En deuxième lieu, je voudrais insister sur le fait, qui n'apparaît pas dans l'exposé des motifs mais est qui est sous-entendu par l'utilisation de certains termes, que la question qui nous occupe aujourd'hui ne concerne pas seulement le milieu agricole et agroalimentaire mais plus largement des productions industrielles. Je pense à des PME ; j'ai l'exemple précis d'un ami chef d'entreprise dans la coutellerie qui m'expliquait comment se passaient ces négociations commerciales avec une grande centrale commerciale, et me disait que chaque année, au dernier moment, on lui mettait le « couteau sous la gorge » en lui disant qu'il fallait signer quand l'heure extrême arrivait de la fin des négociations. Il était obligé de signer pour conserver ses marchés : s'il ne signait pas aux conditions qui lui étaient imposées, il devait mettre la clé sous la porte. J'insiste donc sur le fait que la portée de cette proposition de loi va au-delà de l'agriculture. Nous avons tous des exemples d'entreprises soumises à des conditions inacceptables.

Je voterai cette proposition de loi mais j'ai une interrogation.
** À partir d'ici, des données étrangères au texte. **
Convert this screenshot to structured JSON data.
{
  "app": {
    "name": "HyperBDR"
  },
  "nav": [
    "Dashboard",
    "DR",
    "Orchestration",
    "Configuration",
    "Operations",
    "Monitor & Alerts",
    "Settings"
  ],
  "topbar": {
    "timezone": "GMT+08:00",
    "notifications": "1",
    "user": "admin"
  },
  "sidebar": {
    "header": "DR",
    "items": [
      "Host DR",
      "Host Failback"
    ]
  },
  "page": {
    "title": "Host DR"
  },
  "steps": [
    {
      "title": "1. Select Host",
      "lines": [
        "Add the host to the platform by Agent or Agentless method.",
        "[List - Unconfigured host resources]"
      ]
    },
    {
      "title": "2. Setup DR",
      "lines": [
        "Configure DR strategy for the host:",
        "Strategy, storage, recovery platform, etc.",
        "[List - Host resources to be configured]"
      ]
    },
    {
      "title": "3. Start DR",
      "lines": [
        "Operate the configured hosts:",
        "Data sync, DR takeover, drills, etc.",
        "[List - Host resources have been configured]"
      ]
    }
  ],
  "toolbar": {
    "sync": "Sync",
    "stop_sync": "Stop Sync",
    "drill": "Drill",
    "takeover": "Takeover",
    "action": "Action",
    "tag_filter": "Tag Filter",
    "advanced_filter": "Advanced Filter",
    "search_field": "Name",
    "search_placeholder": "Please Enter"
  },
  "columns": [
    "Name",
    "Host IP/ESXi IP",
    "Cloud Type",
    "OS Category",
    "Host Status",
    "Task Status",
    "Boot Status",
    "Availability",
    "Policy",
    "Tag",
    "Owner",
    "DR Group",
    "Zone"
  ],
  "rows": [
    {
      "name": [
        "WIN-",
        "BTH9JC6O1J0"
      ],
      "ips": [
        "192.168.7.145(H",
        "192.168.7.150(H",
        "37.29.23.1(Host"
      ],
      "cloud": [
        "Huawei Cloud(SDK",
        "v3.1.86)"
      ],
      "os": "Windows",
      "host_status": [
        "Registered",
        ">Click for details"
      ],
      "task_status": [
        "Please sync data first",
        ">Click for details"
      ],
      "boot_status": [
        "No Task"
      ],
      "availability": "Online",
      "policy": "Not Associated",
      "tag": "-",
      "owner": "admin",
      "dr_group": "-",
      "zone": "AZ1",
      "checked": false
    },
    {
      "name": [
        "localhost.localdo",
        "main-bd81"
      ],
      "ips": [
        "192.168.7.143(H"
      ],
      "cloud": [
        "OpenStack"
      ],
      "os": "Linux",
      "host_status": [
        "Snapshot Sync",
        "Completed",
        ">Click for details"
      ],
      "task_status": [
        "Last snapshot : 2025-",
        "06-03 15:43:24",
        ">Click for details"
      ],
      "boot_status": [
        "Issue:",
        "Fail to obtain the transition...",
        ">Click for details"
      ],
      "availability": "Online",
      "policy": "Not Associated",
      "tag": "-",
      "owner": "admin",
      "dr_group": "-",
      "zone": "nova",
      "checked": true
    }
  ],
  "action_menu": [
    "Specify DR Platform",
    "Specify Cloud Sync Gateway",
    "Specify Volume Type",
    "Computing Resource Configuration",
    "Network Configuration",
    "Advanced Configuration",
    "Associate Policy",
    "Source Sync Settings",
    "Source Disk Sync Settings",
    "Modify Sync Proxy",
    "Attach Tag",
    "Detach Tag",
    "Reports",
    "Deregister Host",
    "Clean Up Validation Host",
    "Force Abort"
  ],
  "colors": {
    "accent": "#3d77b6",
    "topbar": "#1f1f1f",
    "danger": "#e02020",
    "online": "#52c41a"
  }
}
Cette modification de l'article L. 420-2 du code de commerce exclurait désormais, puisqu'elle opère une simplification des critères de l'abus de dépendance économique, l'application de la notion d'abus dans le cas où la rupture des relations commerciales est faite au seul motif que le partenaire refuse de se soumettre à des conditions commerciales injustifiées. La question du prix est une question qui n'apparaîtra plus dans cet article du code de commerce. Je comprends bien les difficultés de faire apparaître le prix, parce que cela voudrait dire, et là on heurte complètement les règles européennes, qu'on aurait un prix plancher imposé. Or on sait bien qu'aujourd'hui on ne peut pas imposer de prix plancher. Pour autant, et d'ailleurs il y avait une proposition de loi du groupe Les Républicains qui proposait une forme d'accise annuelle permettant de fixer un prix de référence, notamment sur les productions agricoles, je pense que si on pouvait définir par filière, voire par région de production, un prix de référence, cela pourrait permettre de maintenir dans l'article L. 420-2 cette question du prix. La question fondamentale, c'est celle du prix payé, autant à l'industriel qu'au producteur agricole, qui lui permette, non seulement de couvrir ses frais mais aussi de pouvoir avoir un revenu, et, pour le chef d'entreprise, de ne pas faire trop pression sur le salaire de ses employés ou sur les conditions de travail. Il est bien évident qu'il faudra affronter à bras-le-corps cette question des prix payés à la production ou à un fournisseur industriel.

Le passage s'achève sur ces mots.